Steele admits she has lots of privilege, and that having an excellent pal like Ferrell accompanying her on this journey is one in all them. He attracts extra consideration than she does, though this does backfire at one level in Texas, when he makes an attempt to eat a large steak dressed as Sherlock Holmes (don’t ask) they usually instantly discover dozens of cellphones creepily pointed at them. The incident additionally results in information reviews and torrents of grossly merciless transphobic tweets hurled of their course.

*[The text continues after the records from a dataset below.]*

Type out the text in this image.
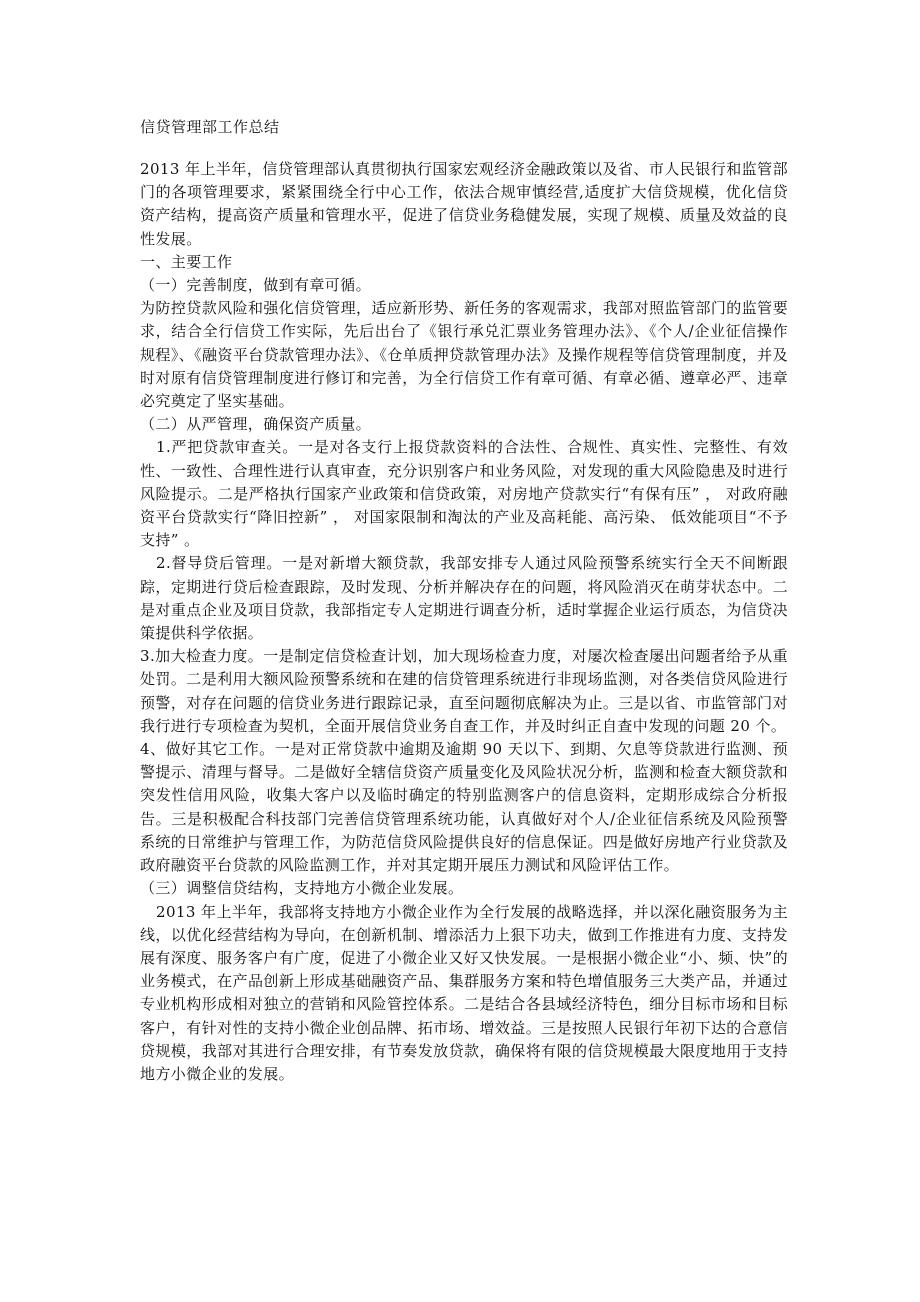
信贷管理部工作总结

2013 年上半年，信贷管理部认真贯彻执行国家宏观经济金融政策以及省、市人民银行和监管部门的各项管理要求，紧紧围绕全行中心工作，依法合规审慎经营,适度扩大信贷规模，优化信贷资产结构，提高资产质量和管理水平，促进了信贷业务稳健发展，实现了规模、质量及效益的良性发展。

一、主要工作

（一）完善制度，做到有章可循。

为防控贷款风险和强化信贷管理，适应新形势、新任务的客观需求，我部对照监管部门的监管要求，结合全行信贷工作实际，先后出台了《银行承兑汇票业务管理办法》、《个人/企业征信操作规程》、《融资平台贷款管理办法》、《仓单质押贷款管理办法》及操作规程等信贷管理制度，并及时对原有信贷管理制度进行修订和完善，为全行信贷工作有章可循、有章必循、遵章必严、违章必究奠定了坚实基础。

（二）从严管理，确保资产质量。

1.严把贷款审查关。一是对各支行上报贷款资料的合法性、合规性、真实性、完整性、有效性、一致性、合理性进行认真审查，充分识别客户和业务风险，对发现的重大风险隐患及时进行风险提示。二是严格执行国家产业政策和信贷政策，对房地产贷款实行“有保有压” ， 对政府融资平台贷款实行“降旧控新” ， 对国家限制和淘汰的产业及高耗能、高污染、 低效能项目“不予支持” 。

2.督导贷后管理。一是对新增大额贷款，我部安排专人通过风险预警系统实行全天不间断跟踪，定期进行贷后检查跟踪，及时发现、分析并解决存在的问题，将风险消灭在萌芽状态中。二是对重点企业及项目贷款，我部指定专人定期进行调查分析，适时掌握企业运行质态，为信贷决策提供科学依据。

3.加大检查力度。一是制定信贷检查计划，加大现场检查力度，对屡次检查屡出问题者给予从重处罚。二是利用大额风险预警系统和在建的信贷管理系统进行非现场监测，对各类信贷风险进行预警，对存在问题的信贷业务进行跟踪记录，直至问题彻底解决为止。三是以省、市监管部门对我行进行专项检查为契机，全面开展信贷业务自查工作，并及时纠正自查中发现的问题 20 个。

4、做好其它工作。一是对正常贷款中逾期及逾期 90 天以下、到期、欠息等贷款进行监测、预警提示、清理与督导。二是做好全辖信贷资产质量变化及风险状况分析，监测和检查大额贷款和突发性信用风险，收集大客户以及临时确定的特别监测客户的信息资料，定期形成综合分析报告。三是积极配合科技部门完善信贷管理系统功能，认真做好对个人/企业征信系统及风险预警系统的日常维护与管理工作，为防范信贷风险提供良好的信息保证。四是做好房地产行业贷款及政府融资平台贷款的风险监测工作，并对其定期开展压力测试和风险评估工作。

（三）调整信贷结构，支持地方小微企业发展。

2013 年上半年，我部将支持地方小微企业作为全行发展的战略选择，并以深化融资服务为主线，以优化经营结构为导向，在创新机制、增添活力上狠下功夫，做到工作推进有力度、支持发展有深度、服务客户有广度，促进了小微企业又好又快发展。一是根据小微企业“小、频、快”的业务模式，在产品创新上形成基础融资产品、集群服务方案和特色增值服务三大类产品，并通过专业机构形成相对独立的营销和风险管控体系。二是结合各县域经济特色，细分目标市场和目标客户，有针对性的支持小微企业创品牌、拓市场、增效益。三是按照人民银行年初下达的合意信贷规模，我部对其进行合理安排，有节奏发放贷款，确保将有限的信贷规模最大限度地用于支持地方小微企业的发展。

Whereas the movie principally presents peculiar folks as accepting, tolerant, and non-judgmental, it does acknowledge the risks that trans folks usually face. On the Pacers sport, Ferrell chats with Indiana governor Eric Holcomb, who appears well mannered sufficient when the actor explains that he’s accompanying his pal on her first road-trip post-transition. Later, they give the impression of being up Holcomb on-line and uncover that the governor has signed a legislation banning gender-affirming care. It’s only one rebuke in a litany of ongoing circumstances across the nation. Certainly, simply three days earlier than Park Metropolis itself cheered on Will & Harper, the Utah State Legislature handed an anti-trans rest room legislation.
Will & Harper is in lots of senses a really standard image. The soundtrack accompanying them on their journey is fairly on-the-nose. “Shelter From the Storm,” “America,” “The Weight,” and “Truck Drivin’ Son of a Gun” all make appearances, as does “Luck Be a Girl Tonight” for the compulsory Vegas interlude. At their post-screening Q&A, Steele and Ferrell recalled that after they first determined to do the movie, they tried to think about comedian set-ups and conditions upfront, earlier than realizing that the easiest way to method such a challenge was simply to let occasions take their course. However the duo’s journey does have a recognizable narrative form, main towards a not-entirely sudden emotional climax. The movie’s familiarity might be a part of its design. It clearly needs to assist change hearts and minds, and discover buy with audiences that may in any other case keep away from a film with a topic like this. Judging by the rapturous Sundance response, it has a good shot.